Her eyes close, press tight, and open. She chews on her thumbnail and looks at me with red-rimmed eyes the color of slate.

“I’m sorry,” she says. “I never thought it might hit someone. I’d had a really bad day. That doesn’t excuse it, I know. See, because I dreamed that God came into my room like the mailman, and he had these orders for me in his pouch, and he said that I would die. And I said, ‘But I’m young,’ and he said, ‘In your heart, you are not all that young.’ I woke up crying, I couldn’t stop, because it seemed so real.”

“Mariana,” the father says.

“But I don’t mean to lay all that on you. Then I drove around drinking Blind Street in the sun, and I threw the bottle out when it was empty, and I drove all the way to Zuma, and walked up and down on the sand, listening to the water, and then I came back. And I felt good then, better than I had in a long time. Because I thought, You know, I’m not going anywhere. And I never thought for a minute about anyone in the arroyo.”

“Though you should have,” the father says.

“Yes. I should.”

“And?”

She rolls her eyes and breathes out so forcefully that the wings of her nostrils flare. “And will, in the future.”

“Because you’ll. what will you do?”

“Think.” She nods her head. “I will think.”

“Look, it’s not the end of the world,” I say. “It’s just a bottle. We’ve all thrown bottles out of cars, I’m sure, at one time or another. That doesn’t make you a bad person.”

“You don’t know me,” she says.

“No, that’s for sure. But you’re honest. You could’ve said, ‘Me? I didn’t do anything.’ A lot of people would have said that. And that counts for something. Now, I think I’ve made too much of this, and I have to go.”

Mariana takes my hand in both of hers. “My apologies again,” she says.

From their house I drive straight to Mi Piace.
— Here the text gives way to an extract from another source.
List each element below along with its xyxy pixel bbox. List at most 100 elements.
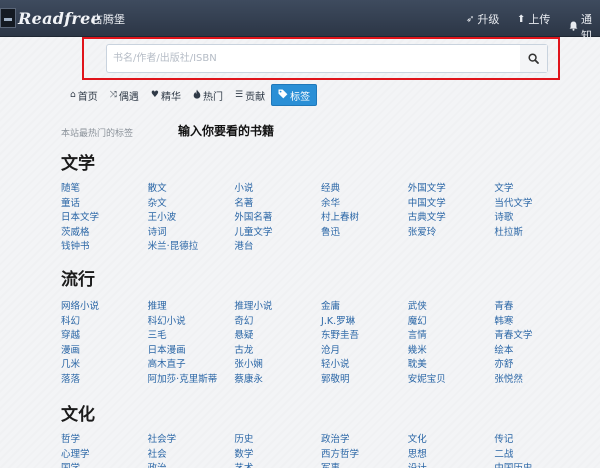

Ingrid and her pals are at a cluttered table in the back. I know them; they know me. There are plates and glasses and cups and saucers all mixed up on the table, and they’ve pushed back their chairs because the meal is over. The help hovers nearby, dressed in black.
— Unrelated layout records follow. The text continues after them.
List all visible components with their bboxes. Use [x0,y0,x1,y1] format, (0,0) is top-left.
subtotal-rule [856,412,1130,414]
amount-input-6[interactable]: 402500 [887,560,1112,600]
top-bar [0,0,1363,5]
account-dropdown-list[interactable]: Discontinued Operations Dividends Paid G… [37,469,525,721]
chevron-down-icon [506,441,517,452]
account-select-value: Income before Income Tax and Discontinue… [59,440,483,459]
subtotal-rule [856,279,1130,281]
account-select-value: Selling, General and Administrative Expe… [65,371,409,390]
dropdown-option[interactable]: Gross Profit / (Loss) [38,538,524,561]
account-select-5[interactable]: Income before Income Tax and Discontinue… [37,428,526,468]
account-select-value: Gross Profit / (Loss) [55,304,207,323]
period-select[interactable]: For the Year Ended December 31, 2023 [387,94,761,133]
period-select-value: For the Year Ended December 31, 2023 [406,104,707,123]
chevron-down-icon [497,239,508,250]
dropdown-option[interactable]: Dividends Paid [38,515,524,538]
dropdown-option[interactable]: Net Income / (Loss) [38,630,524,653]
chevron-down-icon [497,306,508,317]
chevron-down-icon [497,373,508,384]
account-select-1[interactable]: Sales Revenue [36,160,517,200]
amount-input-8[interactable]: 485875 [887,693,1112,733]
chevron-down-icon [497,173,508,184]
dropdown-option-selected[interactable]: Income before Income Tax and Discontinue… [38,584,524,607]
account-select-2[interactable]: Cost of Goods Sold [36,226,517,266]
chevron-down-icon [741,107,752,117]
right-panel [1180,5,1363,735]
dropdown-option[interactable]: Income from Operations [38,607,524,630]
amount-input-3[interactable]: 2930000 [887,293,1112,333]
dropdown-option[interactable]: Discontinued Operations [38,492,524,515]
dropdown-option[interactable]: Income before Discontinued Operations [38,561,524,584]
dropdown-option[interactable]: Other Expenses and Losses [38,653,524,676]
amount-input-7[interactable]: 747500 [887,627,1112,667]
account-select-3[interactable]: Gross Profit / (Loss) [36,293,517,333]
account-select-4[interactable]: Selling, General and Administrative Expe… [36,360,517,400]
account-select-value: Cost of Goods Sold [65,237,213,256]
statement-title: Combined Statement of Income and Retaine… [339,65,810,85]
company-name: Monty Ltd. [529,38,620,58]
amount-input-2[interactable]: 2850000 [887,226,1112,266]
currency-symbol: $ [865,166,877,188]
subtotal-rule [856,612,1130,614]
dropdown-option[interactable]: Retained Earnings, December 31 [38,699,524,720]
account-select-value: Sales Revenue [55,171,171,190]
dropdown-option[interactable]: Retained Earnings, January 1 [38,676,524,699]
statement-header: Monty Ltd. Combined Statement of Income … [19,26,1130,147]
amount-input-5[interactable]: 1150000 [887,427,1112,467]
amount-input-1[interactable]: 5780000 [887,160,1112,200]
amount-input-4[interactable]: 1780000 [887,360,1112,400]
“Where you been, man?” Ingrid says. “I called you. Come sit by me. What’s wrong? You look like you’ve seen the ghost of Jacob Marley.”

I pull up a chair. “I found out who threw that bottle,” I say.

“You and that bottle, my God,” she says. “It’s like your constant companion.”

“What bottle is this?” Else Nelson, the director of the team, says.

“Oh, somebody threw a bottle at Bobby in the arroyo. It’s all he thinks about.”

“Who threw it?”

“A woman,” I say.

“Why?” Else says.

I look at him. For a scientist, he looks sort of ramshackle: unshaven, jowly, with the mysterious light of extreme knowledge in his eyes.

“You tell me what you’re doing on Mars,” I say, “and I’ll tell you why she threw the bottle.”